Robin LaFevers’ (@RLLaFevers) long but excellent article on Transformational Journeys—Working with Archetypes on Writer Unboxed not only lists and describes various archetypes, it also discusses how to use them to turn ordinary characters and writing into something far greater. Very well worth your time.

Also on Writer Unboxed, Lisa Cron (@lisacron) discusses 2 Ways Your Brain is Wired to Undermine Your Story—And What to Do About It. Her two main points are that we all have a tendency to write about the world the way we see it (to “see the world as we are” as she puts it) rather than how it really is, and we naturally resist any idea we don’t already hold to be true. Clearly, both of these things can work against us, especially if our characters hold significantly different views from our own, have different motivations, etc. Another terrific article.

Whether your manuscript is done or not, people are going to ask you, “What’s it about?” How can you answer without launching into your entire “elevator speech?” That’s where the one-sentence summary, or logline, comes in. Rachelle Gardner’s (@RachelleGardner) Writing a One-Sentence Summary provides an excellent—though not one sentence long—guide for how to construct it (courtesy of ex-agent Nathan Bransford), plus an example.

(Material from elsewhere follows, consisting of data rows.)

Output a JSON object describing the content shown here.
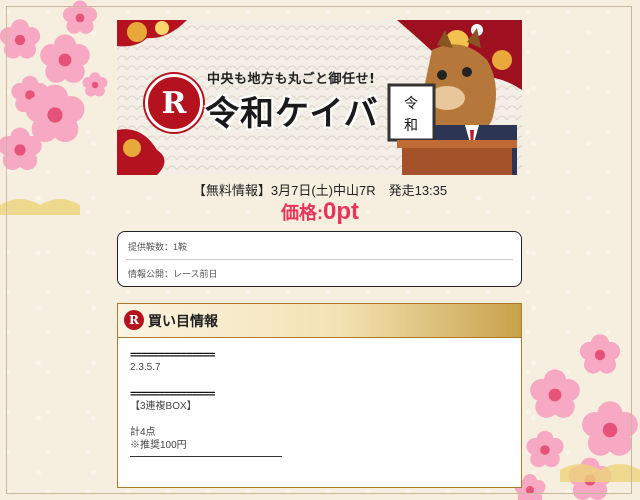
{
  "banner": {
    "tagline": "中央も地方も丸ごと御任せ!",
    "brand": "令和ケイバ",
    "logo_letter": "R",
    "sign_text": "令和",
    "mascot": "horse-mascot-icon"
  },
  "race_info": "【無料情報】3月7日(土)中山7R　発走13:35",
  "price": {
    "label": "価格:",
    "value": "0pt"
  },
  "info_box": {
    "provided_count": "提供鞍数：1鞍",
    "publish_timing": "情報公開：レース前日"
  },
  "buy_section": {
    "title": "買い目情報",
    "icon": "logo-r-icon",
    "separator": "===============",
    "numbers": "2.3.5.7",
    "bet_type": "【3連複BOX】",
    "total": "計4点",
    "recommend": "※推奨100円"
  },
  "colors": {
    "accent_red": "#b4121f",
    "price_pink": "#e8335a",
    "gold": "#c8a24a",
    "background": "#f6efe0"
  }
}
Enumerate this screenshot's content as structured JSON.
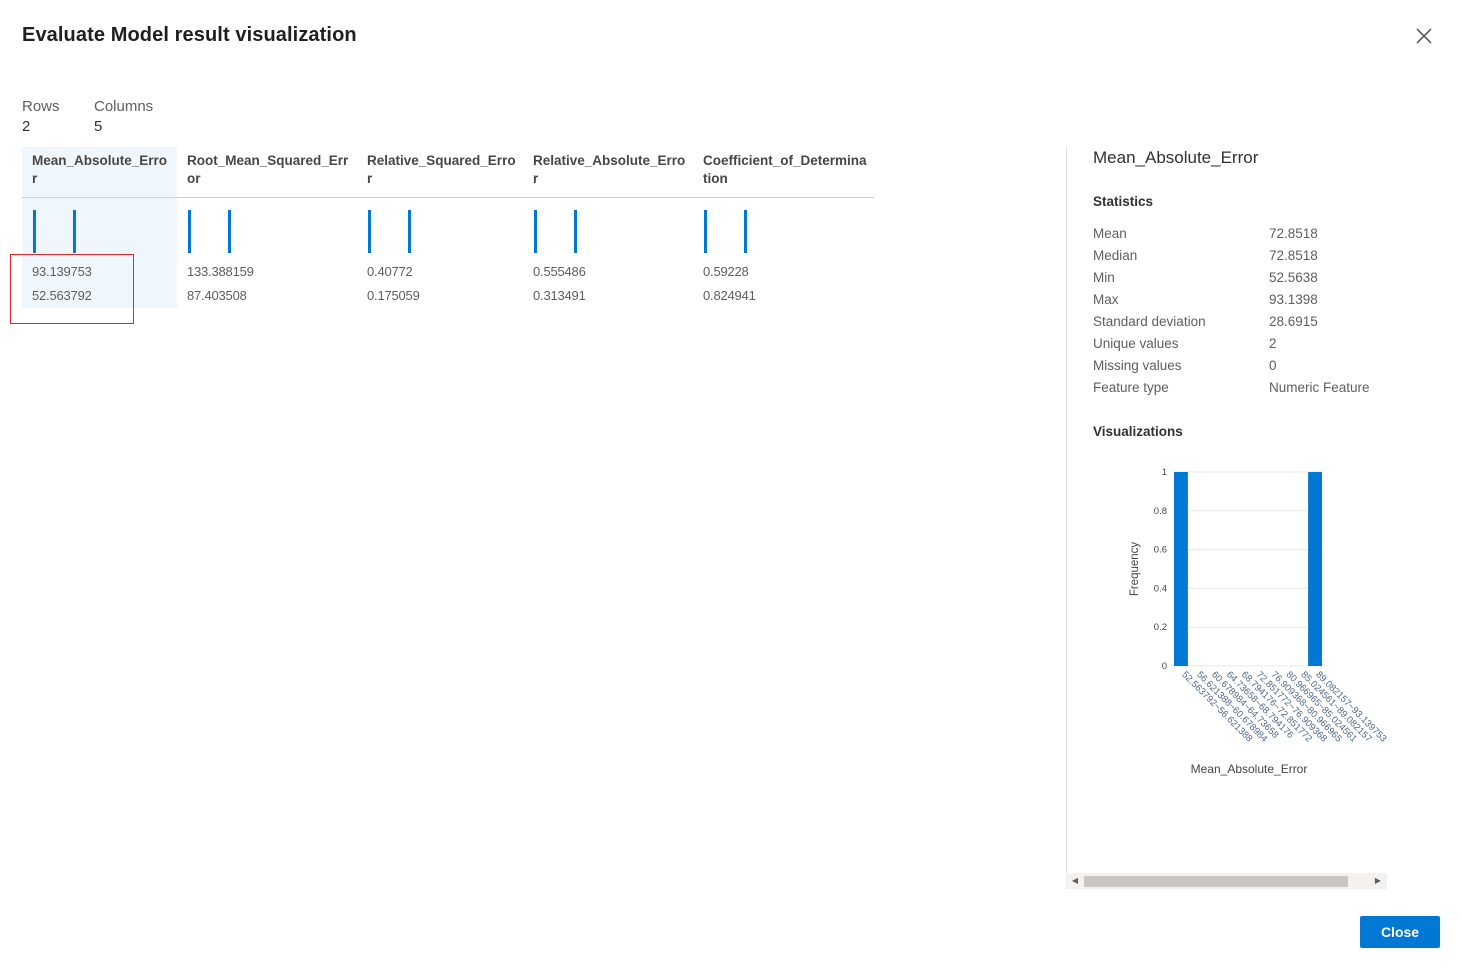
{
  "dialog": {
    "title": "Evaluate Model result visualization",
    "close_button_label": "Close"
  },
  "summary": {
    "rows_label": "Rows",
    "rows_value": "2",
    "columns_label": "Columns",
    "columns_value": "5"
  },
  "table": {
    "columns": [
      {
        "header": "Mean_Absolute_Error",
        "values": [
          "93.139753",
          "52.563792"
        ]
      },
      {
        "header": "Root_Mean_Squared_Error",
        "values": [
          "133.388159",
          "87.403508"
        ]
      },
      {
        "header": "Relative_Squared_Error",
        "values": [
          "0.40772",
          "0.175059"
        ]
      },
      {
        "header": "Relative_Absolute_Error",
        "values": [
          "0.555486",
          "0.313491"
        ]
      },
      {
        "header": "Coefficient_of_Determination",
        "values": [
          "0.59228",
          "0.824941"
        ]
      }
    ],
    "selected_column": "Mean_Absolute_Error"
  },
  "side_panel": {
    "title": "Mean_Absolute_Error",
    "statistics_heading": "Statistics",
    "statistics": [
      {
        "label": "Mean",
        "value": "72.8518"
      },
      {
        "label": "Median",
        "value": "72.8518"
      },
      {
        "label": "Min",
        "value": "52.5638"
      },
      {
        "label": "Max",
        "value": "93.1398"
      },
      {
        "label": "Standard deviation",
        "value": "28.6915"
      },
      {
        "label": "Unique values",
        "value": "2"
      },
      {
        "label": "Missing values",
        "value": "0"
      },
      {
        "label": "Feature type",
        "value": "Numeric Feature"
      }
    ],
    "visualizations_heading": "Visualizations"
  },
  "chart_data": {
    "type": "bar",
    "categories": [
      "52.563792~56.621388",
      "56.621388~60.678984",
      "60.678984~64.73658",
      "64.73658~68.794176",
      "68.794176~72.851772",
      "72.851772~76.909368",
      "76.909368~80.966965",
      "80.966965~85.024561",
      "85.024561~89.082157",
      "89.082157~93.139753"
    ],
    "values": [
      1,
      0,
      0,
      0,
      0,
      0,
      0,
      0,
      0,
      1
    ],
    "xlabel": "Mean_Absolute_Error",
    "ylabel": "Frequency",
    "ylim": [
      0,
      1
    ],
    "yticks": [
      "0",
      "0.2",
      "0.4",
      "0.6",
      "0.8",
      "1"
    ],
    "bar_color": "#0078d4",
    "grid": true
  },
  "colors": {
    "accent": "#0078d4",
    "highlight_border": "#e3262a",
    "selected_column_bg": "#eff6fc"
  }
}
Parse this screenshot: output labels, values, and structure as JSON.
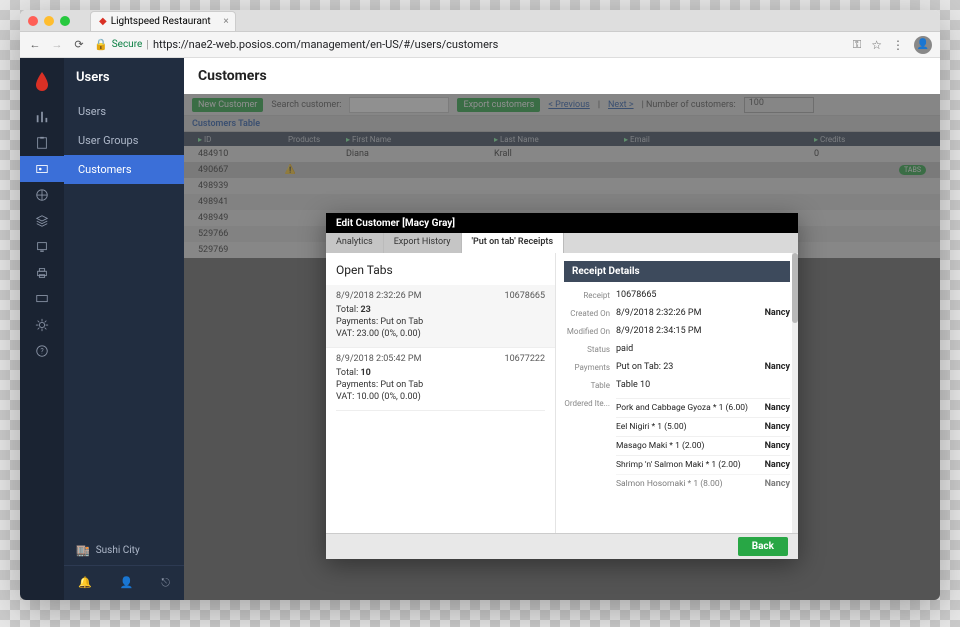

Finally for this section, Robert Bruce (@robertbruce76) and his commenters provide their lists of The Best Writing Quotes That Ever Existed on 101 Books. Okay, so maybe “ever” is a bit of hype and the quotes aren’t new, they’re still worth rereading every now and then.

BUSINESS

Just one business piece today. Top 5 Goals for your Book or eBook Cover comes from Joel Friedlander (@jfbookman) and is based on his experiences not only of designing covers himself but of reviewing hundreds of others. Quickly, the goals are: announce the book’s genre, telegraph its tone, explain its scope, generate excitement, and establish a market position. Of course, to get a fuller understanding of those goals, you need to hop on over to the article itself. It’s a quick and easy read.

THE WRITER’S LIFE

At the other end of quick and easy is Kristine Kathryn Rusch’s (@kriswrites) Want to Be Read 100 Years from Now? Here’s How. Now, from the title I thought this was going to be a piece on quality writing. Instead, it’s a very long piece on estates and copyrights. Not a happy topic but an important one. I just wish the post wasn’t over 3800 words long. SIGH.

That’s it for today. Monday’s post will be delayed as I’m (a) heading off to a science fiction/fantasy/horror convention in a few hours and then (b) taking part in a Veterans’ Day parade on Monday. We vets have made sure no foreign power has interfered with your right to read, write, and say what you wish (at least here in the United States) in the last 200 years. (This year is the bicentennial of the beginning of the War of 1812. Has anyone noticed?) I hope you’ll keep that in mind not just this weekend but throughout the year.

Great Stuff on the Writers’ Blogs, August 12, 2012

It’s all about the craft, today. Two crafts, actually. The craft of writing and the craft of designing covers.

  • We’ll start off with Kim Weiland (@KMWeiland) discussing 6 Ways to Pull Off Dual Timelines in Your Novel on WORDplay. Having two separate but related timelines running at the same time in a story–as Kim says, essentially having two separate stories running along in parallel within the same novel–isn’t easy to do, so her tips should be useful to anyone thinking of trying it.
  • James Scott Bell (@jamesscottbell) provides a quick but excellent tutorial on How to Write a Novella on The Kill Zone. If you’ve ever tried to write a novella, want to, or are considering doing so, this is a keeper.
  • Finally, today’s the day for Joel Friedlander’s (@JFbookman) monthly e-Book Cover Design Awards post. Joel did something a little different this time, giving the judging honors to Tamara Weaver and her colleagues. WARNING: over 130 fiction and non-fiction covers were submitted and all are presented in this post, some with comments, so it’ll take some time if you want to go through the whole thing. Still, I find it interesting to see what people are doing with covers; especially since I’ll be facing the need to have a cover designed “soon.”